Mais cela n'explique pas l'entêtement de l'état-major ukrainien et de son commandant en chef, Petro Porochenko, à maintenir la position alors même que le piège se refermait peu à peu. Les chefs rebelles n'avaient pas fait mystère de leurs intentions, en s'arrogeant le " droit " de bombarder Debaltsevo malgré l'entrée en vigueur du cessez-le-feu. Aujourd'hui, le sort de la ville rappelle à la population ukrainienne la tragédie d'Ilovaïsk, un autre nœud ferroviaire où des milliers de soldats ukrainiens s'étaient retrouvés enfermés, au mois d'août. Entre 130 et 450 d'entre eux y avaient été tués.
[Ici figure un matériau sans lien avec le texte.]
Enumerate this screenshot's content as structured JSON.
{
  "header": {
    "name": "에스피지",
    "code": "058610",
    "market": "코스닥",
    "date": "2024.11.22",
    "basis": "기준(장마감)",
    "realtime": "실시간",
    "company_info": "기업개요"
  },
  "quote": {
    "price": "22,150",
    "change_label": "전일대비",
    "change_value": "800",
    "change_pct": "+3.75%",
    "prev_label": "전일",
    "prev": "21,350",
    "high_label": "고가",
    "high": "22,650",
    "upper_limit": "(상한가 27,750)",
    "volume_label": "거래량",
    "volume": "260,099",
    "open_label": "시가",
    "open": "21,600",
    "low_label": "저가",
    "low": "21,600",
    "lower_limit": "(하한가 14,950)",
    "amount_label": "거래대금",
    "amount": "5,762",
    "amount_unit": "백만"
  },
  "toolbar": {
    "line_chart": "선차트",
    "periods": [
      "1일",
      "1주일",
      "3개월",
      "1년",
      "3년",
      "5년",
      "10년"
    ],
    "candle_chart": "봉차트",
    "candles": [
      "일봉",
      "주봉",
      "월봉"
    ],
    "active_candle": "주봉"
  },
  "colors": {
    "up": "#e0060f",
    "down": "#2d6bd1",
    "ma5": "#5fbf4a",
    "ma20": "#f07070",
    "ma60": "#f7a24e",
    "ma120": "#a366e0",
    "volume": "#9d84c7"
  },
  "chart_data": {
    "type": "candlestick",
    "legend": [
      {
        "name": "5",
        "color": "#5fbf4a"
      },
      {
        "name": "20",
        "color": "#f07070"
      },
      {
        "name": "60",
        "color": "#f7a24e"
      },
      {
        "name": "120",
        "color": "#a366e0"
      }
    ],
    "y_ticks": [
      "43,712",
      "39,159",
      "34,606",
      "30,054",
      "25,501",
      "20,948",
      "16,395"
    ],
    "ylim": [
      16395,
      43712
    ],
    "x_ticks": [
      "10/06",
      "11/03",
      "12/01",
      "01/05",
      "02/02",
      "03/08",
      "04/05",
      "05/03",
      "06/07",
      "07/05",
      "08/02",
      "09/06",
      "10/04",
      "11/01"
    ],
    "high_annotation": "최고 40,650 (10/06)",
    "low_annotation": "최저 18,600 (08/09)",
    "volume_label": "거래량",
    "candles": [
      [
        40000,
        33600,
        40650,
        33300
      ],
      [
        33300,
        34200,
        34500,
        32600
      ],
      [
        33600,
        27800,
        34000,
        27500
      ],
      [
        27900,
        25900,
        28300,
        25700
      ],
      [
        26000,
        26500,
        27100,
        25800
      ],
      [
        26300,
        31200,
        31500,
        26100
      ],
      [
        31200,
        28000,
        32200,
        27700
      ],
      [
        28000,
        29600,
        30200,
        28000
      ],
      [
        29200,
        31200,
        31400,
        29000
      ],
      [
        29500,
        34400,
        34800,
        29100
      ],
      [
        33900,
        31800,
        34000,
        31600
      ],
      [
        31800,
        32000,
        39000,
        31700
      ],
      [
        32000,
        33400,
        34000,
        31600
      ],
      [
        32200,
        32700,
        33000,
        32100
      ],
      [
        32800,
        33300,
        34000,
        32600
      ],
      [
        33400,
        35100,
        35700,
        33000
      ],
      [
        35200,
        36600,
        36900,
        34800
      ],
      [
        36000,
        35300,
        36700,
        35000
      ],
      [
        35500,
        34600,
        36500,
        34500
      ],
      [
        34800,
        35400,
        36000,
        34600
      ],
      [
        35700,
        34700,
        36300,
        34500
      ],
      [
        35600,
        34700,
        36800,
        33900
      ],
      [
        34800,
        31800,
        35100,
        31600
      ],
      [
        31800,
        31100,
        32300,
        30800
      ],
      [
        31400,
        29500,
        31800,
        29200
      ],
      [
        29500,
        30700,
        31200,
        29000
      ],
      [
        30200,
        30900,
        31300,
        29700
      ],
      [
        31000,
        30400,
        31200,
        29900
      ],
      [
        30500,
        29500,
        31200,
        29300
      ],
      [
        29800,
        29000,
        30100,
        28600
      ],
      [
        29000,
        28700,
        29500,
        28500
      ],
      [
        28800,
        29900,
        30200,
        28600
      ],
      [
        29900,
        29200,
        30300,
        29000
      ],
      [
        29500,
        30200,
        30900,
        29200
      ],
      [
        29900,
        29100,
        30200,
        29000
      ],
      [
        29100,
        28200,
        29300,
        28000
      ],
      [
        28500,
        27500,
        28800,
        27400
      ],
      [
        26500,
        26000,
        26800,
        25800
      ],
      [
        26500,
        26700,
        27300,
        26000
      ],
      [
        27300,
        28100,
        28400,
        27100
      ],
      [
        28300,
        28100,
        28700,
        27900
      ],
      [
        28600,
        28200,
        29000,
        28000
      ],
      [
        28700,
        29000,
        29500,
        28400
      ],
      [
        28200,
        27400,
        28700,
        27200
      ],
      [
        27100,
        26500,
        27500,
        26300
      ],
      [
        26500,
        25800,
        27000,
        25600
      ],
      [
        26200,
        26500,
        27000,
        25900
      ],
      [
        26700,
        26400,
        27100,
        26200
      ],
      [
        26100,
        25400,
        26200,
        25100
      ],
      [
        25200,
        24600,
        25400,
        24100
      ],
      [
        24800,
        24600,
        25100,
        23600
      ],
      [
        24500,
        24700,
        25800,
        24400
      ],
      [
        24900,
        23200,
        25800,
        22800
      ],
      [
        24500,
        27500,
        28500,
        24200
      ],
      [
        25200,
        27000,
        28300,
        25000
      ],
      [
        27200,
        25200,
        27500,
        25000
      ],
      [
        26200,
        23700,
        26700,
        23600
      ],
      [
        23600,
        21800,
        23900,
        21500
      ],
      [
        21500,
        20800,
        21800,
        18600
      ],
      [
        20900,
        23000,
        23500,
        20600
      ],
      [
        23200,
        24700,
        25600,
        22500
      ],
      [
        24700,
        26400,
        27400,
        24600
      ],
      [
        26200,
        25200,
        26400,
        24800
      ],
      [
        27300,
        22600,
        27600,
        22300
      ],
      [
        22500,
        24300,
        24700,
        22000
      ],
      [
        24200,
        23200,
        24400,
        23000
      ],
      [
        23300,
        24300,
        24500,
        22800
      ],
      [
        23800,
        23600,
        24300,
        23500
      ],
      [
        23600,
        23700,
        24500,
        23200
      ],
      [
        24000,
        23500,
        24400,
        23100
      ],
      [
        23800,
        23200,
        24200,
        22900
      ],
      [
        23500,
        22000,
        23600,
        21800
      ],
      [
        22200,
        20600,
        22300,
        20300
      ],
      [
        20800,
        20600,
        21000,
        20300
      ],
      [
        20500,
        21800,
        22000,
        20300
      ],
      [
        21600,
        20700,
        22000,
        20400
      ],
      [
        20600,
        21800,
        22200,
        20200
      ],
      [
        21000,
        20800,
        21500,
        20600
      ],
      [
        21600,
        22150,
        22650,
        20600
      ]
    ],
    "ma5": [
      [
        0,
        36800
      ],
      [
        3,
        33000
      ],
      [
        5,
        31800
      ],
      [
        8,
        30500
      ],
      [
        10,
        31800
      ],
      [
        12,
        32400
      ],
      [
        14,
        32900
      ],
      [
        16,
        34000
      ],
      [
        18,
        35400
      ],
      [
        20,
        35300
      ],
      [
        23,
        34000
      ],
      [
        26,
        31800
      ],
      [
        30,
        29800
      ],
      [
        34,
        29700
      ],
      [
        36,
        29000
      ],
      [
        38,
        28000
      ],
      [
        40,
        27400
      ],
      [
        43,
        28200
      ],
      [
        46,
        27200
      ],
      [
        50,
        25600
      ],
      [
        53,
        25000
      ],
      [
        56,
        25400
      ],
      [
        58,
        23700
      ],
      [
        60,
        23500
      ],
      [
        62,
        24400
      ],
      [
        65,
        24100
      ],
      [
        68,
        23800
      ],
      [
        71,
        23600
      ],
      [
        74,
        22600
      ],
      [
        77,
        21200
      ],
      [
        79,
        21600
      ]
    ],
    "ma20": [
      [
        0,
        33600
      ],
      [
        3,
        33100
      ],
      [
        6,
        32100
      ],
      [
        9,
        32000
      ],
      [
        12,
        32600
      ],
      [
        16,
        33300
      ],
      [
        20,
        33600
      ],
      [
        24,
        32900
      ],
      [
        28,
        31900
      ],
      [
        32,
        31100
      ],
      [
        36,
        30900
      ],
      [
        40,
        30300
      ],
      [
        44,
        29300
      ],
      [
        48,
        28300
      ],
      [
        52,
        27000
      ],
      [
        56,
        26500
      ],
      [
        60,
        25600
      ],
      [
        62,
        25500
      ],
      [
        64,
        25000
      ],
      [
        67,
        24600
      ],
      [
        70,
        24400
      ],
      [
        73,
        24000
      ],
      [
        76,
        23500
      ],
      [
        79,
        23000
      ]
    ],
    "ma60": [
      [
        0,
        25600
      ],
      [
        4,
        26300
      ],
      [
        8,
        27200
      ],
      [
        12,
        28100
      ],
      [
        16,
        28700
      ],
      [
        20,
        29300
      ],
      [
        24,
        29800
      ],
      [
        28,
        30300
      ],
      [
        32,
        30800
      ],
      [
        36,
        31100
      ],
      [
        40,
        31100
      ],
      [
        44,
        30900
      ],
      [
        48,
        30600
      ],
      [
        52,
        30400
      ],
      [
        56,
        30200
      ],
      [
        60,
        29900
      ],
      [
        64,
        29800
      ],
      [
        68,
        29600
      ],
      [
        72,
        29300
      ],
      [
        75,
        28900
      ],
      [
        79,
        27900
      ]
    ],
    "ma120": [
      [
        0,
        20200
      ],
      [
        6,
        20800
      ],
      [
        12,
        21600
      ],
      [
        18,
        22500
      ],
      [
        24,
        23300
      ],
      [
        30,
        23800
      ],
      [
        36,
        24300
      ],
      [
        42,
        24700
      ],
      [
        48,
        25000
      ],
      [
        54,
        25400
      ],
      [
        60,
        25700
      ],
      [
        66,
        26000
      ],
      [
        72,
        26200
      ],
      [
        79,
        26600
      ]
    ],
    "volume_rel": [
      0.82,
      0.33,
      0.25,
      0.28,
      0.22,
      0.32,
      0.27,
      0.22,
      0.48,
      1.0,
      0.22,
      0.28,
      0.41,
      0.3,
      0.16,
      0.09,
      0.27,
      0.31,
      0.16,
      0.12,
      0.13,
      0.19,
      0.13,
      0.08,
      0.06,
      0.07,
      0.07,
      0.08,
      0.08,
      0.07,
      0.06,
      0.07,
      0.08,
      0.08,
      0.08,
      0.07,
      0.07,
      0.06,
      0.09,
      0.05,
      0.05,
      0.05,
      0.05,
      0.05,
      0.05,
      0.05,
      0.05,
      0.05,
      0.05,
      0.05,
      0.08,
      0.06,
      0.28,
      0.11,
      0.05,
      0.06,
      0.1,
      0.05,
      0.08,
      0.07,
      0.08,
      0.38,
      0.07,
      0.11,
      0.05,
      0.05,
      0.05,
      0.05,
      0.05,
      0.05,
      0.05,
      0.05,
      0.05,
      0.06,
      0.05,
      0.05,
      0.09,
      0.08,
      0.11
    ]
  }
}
Le traumatisme, immense, avait alors coûté son poste au ministre de la défense.
Dès mercredi, les attaques contre " la trahison " ou " l'incompétence " des officiers supérieurs ukrainiens ont d'ailleurs repris, lancées notamment par les commandants des bataillons de volontaires, qui avaient payé un lourd tribut lors de la bataille d'Ilovaïsk et qui ont aussi participé à celle de Debaltsevo. Ces critiques visent désormais M. Porochenko. Le très influent journaliste militaire Iouri Boutousov écrivait mercredi : " La démocratie, c'est lorsque ceux qui ont pris des responsabilités assument leurs erreurs. Si les gouvernants ignorent cela, alors les gens commencent à brûler des pneus. "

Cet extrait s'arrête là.